Tornando al cinema, nel 2009 e nel 2010 lavora con Dario Argento che lo dirige in Giallo, accanto a Emmanuelle Seigner e Elsa Pataky, sua ex compagna. Il film però si rivela un pasticcio, non solo perché non è dei più riusciti, ma anche per le burrascose vicende che lo accompagnano. Alla fine uscirà solo in dvd, con Brody che ricorre alla Corte Federale della California per bloccarne l’uscita negli Usa e  denuncia i produttori. Meno travaglio per il thriller di Vincenzo Natali Splice, del 2010. Nello stesso anno il poliedrico Adrien non si fa sfuggire Predators di Nimrod Antal, mentre è scontato il suo sì a Woody Allen, che lo vuole nel ruolo di Salvador Dalì per Midnight in Paris (2011).

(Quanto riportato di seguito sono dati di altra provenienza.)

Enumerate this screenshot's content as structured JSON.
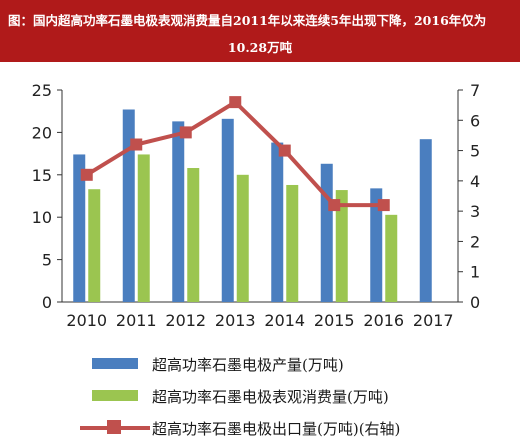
{
  "header": {
    "line1": "图：国内超高功率石墨电极表观消费量自2011年以来连续5年出现下降，2016年仅为",
    "line2": "10.28万吨"
  },
  "colors": {
    "header_bg": "#b01a1a",
    "bar1": "#4a7ebf",
    "bar2": "#9bc550",
    "line": "#c0504d"
  },
  "chart_data": {
    "type": "bar",
    "categories": [
      "2010",
      "2011",
      "2012",
      "2013",
      "2014",
      "2015",
      "2016",
      "2017"
    ],
    "series": [
      {
        "name": "超高功率石墨电极产量(万吨)",
        "type": "bar",
        "axis": "left",
        "values": [
          17.4,
          22.7,
          21.3,
          21.6,
          18.8,
          16.3,
          13.4,
          19.2
        ]
      },
      {
        "name": "超高功率石墨电极表观消费量(万吨)",
        "type": "bar",
        "axis": "left",
        "values": [
          13.3,
          17.4,
          15.8,
          15.0,
          13.8,
          13.2,
          10.28,
          null
        ]
      },
      {
        "name": "超高功率石墨电极出口量(万吨)(右轴)",
        "type": "line",
        "axis": "right",
        "values": [
          4.2,
          5.2,
          5.6,
          6.6,
          5.0,
          3.2,
          3.2,
          null
        ]
      }
    ],
    "y_left": {
      "ylim": [
        0,
        25
      ],
      "ticks": [
        "0",
        "5",
        "10",
        "15",
        "20",
        "25"
      ]
    },
    "y_right": {
      "ylim": [
        0,
        7
      ],
      "ticks": [
        "0",
        "1",
        "2",
        "3",
        "4",
        "5",
        "6",
        "7"
      ]
    },
    "grid": false,
    "legend_position": "bottom"
  }
}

Infine, il 2012 è l’anno di Detachment – Il distacco per la regia di Tony Kaye. Forse uno dei ruoli in cui è stato più facile immedesimarsi per l’attore del Queens quello dell’insegnante in una scuola americana con ragazzi problematici, considerato che suo padre è stato un insegnante di storia. Lo conferma lo stesso regista, che parla di come sia stato facile lavorare con Brody: “Io non ho dovuto fare niente. Lui era un insegnante, fin dal primo momento”. Parlando del suo personaggio alla presentazione del film al Tribeca Film Festival 2011 l’attore ha affermato: “E’ un uomo che ha avuto molti problemi nella vita difficili da affrontare, ma nel profondo,  il suo desiderio è davvero quello di aiutare questi studenti. Vuole incoraggiarli a diventare individui, che si pongano domande su sé stessi e sul mondo che li circonda. Mio padre era un insegnante polacco. Ho frequentato la scuola pubblica a New York. Quindi interpretare un insegnante è stato molto importante per me. Mi ha fatto riconoscere il contributo di mio padre.” Al centro del film, dice, “un gruppo di persone interiormente lacerate (fractured ndr) che cercano di cavarsela”. In particolare, per l’insegnante da lui interpretato, il problema è proprio riuscire a trovare quel distacco dalle proprie ferite interiori di cui si parla nel titolo: “Il problema è che devi muoverti al di sopra di queste cose e aiutare a non creare generazioni future di persone “fratturate”. Devi essere lì, presente per loro”. La pellicola, nelle sale italiane dal 22 giugno, è prodotta da Paper Street Films, Appian Way e Kingsgate Films e vede lo stesso Brody al suo esordio come produttore.